Nous savons tous à quel point la nourriture dans les hôpitaux est mauvaise : et le plus souvent sans protéines ! Ça épuise le corps. Avant mon entraînement, je mange toujours une barre protéinée qui m’aide à me booster. Je me rend compte rapidement que tout mon corps me crie MERCI !

  • 1. Boire beaucoup, beaucoup, beaucoup
  • 2. Entre les repas, ne pas grignoter de cochonneries.
  • 3. Porter une attention particulière aux aliments riches en protéines.

Chapitre 9: L’élixir de vie

Il y a deux ans, j’aurais voulu revenir en arrière pour faire en sorte que mon accident n’ait pas lieu.
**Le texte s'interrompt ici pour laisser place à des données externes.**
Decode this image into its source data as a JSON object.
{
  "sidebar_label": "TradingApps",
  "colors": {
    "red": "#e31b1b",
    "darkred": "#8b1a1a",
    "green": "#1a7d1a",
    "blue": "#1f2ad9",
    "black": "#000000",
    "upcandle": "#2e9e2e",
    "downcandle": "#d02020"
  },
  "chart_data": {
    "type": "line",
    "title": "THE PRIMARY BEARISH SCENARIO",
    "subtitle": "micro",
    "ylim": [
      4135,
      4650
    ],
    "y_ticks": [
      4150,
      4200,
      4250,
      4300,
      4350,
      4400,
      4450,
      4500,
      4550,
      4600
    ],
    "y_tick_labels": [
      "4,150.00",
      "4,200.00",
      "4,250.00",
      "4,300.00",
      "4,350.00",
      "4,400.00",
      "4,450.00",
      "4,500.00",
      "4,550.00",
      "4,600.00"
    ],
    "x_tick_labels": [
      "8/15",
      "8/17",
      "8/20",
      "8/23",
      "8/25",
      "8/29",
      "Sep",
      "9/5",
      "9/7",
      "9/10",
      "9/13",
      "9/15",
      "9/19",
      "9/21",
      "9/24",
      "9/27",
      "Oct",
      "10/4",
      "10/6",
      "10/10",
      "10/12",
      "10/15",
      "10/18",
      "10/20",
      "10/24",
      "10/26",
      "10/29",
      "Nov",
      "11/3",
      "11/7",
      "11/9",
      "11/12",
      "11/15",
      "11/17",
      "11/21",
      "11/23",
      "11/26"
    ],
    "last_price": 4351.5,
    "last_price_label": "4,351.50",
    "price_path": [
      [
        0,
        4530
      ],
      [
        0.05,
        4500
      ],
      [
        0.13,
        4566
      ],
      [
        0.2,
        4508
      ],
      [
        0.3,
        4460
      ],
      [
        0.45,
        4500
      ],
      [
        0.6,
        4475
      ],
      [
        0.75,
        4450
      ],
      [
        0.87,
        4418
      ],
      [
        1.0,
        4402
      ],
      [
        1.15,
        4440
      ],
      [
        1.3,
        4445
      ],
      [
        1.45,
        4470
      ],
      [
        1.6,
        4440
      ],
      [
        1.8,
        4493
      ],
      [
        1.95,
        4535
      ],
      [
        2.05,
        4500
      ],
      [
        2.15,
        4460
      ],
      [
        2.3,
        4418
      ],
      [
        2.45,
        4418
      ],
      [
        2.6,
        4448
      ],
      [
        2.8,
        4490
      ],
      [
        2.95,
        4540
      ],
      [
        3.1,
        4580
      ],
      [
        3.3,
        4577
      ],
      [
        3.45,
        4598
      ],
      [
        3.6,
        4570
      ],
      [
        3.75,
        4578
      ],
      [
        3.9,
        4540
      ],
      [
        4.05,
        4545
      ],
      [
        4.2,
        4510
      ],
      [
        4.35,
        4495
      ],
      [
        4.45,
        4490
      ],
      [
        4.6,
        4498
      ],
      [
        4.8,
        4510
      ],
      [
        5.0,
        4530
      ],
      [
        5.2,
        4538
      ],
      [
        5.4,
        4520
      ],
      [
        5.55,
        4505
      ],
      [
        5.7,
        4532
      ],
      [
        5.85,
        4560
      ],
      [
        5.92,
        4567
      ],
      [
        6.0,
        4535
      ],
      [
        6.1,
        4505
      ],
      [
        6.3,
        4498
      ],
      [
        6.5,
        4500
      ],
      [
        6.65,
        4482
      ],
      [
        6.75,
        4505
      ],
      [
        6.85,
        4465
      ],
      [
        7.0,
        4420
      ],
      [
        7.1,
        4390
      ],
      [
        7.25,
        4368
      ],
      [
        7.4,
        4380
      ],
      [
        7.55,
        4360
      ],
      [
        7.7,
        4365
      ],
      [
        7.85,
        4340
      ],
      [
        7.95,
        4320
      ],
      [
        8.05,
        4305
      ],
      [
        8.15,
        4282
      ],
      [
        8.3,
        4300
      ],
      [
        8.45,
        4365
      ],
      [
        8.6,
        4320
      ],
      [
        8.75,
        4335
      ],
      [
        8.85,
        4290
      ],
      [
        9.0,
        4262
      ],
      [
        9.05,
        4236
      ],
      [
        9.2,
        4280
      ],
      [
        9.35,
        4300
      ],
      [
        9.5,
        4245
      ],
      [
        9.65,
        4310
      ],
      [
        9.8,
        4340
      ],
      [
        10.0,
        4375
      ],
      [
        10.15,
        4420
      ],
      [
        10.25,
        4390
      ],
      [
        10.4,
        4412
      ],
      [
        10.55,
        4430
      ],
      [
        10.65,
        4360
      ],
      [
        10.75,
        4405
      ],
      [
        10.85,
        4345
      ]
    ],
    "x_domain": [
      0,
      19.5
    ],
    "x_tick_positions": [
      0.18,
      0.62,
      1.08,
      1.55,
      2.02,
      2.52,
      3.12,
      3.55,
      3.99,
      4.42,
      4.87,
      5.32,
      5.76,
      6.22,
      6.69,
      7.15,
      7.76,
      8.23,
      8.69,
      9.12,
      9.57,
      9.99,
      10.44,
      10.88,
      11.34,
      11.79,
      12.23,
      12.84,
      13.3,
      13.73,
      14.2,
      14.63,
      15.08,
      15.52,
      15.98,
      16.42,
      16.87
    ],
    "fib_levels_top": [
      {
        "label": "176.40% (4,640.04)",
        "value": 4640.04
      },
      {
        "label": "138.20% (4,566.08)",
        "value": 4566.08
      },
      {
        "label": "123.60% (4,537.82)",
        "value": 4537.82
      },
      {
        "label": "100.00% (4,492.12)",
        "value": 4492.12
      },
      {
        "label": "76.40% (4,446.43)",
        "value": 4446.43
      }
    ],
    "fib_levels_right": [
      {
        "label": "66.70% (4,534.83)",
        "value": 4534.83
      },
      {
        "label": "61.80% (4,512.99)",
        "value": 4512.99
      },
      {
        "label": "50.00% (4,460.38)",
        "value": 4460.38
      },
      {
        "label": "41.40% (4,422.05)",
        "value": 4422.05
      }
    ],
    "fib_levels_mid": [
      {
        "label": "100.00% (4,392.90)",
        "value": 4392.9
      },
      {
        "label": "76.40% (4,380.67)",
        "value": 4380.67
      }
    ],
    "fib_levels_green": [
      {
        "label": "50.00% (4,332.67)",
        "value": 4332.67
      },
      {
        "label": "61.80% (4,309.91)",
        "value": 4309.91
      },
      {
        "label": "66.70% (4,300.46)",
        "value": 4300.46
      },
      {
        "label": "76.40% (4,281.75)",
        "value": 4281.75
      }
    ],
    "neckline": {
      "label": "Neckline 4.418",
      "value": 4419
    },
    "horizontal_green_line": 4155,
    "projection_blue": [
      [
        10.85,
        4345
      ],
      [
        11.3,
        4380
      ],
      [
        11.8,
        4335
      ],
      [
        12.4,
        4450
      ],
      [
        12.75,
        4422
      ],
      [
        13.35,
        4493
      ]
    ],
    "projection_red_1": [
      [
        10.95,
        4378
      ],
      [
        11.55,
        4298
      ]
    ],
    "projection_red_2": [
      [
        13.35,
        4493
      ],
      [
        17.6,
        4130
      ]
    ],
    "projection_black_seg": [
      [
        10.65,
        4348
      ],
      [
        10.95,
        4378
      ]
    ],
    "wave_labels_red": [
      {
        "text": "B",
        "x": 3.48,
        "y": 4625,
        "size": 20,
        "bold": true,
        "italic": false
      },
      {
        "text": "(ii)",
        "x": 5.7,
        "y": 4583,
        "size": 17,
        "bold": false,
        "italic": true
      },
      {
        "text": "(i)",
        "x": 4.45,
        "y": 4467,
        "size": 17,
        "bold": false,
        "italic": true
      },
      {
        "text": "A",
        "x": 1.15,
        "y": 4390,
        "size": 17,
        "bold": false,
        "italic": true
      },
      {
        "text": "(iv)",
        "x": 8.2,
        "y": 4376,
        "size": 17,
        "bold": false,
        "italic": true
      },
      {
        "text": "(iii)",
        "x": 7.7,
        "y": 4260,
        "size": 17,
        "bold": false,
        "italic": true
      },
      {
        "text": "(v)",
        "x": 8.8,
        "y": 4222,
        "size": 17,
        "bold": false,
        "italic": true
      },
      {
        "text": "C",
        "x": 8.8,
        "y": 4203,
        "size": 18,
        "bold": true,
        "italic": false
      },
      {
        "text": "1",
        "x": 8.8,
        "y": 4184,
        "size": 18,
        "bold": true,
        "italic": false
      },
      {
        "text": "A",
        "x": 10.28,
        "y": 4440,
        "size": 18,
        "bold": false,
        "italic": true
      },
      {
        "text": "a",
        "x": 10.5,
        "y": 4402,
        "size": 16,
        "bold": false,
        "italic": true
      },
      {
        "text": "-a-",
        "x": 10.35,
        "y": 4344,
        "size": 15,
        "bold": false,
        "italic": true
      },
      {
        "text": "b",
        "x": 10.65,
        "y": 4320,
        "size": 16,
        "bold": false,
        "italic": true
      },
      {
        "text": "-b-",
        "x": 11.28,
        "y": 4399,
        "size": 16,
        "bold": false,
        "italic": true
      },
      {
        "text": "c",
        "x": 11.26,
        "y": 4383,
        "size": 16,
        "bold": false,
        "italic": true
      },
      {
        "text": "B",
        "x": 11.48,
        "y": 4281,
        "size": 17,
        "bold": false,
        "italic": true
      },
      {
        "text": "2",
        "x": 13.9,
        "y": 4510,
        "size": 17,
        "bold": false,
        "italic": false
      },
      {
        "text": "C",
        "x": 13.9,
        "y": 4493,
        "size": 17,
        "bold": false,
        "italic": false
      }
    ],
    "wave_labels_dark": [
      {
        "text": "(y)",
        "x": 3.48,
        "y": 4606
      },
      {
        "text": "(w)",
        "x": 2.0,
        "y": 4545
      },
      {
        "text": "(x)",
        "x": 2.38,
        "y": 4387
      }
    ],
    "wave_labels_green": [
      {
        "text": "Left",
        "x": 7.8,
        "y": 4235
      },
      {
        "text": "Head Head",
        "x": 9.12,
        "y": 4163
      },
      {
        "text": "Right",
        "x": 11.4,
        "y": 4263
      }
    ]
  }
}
Mais aujourd’hui, je ne veux plus changer quoi que ce soit. Il m’est arrivé tellement de choses positives depuis mon accident que celui-ci paraît minuscule en comparaison.

Quand je regarde en arrière, je ne vois pas seulement l’accident, mais tout le chemin que j’ai parcouru depuis. J’ai donc écrit moi même mon crédo: La vie vaut la peine d’être vecue.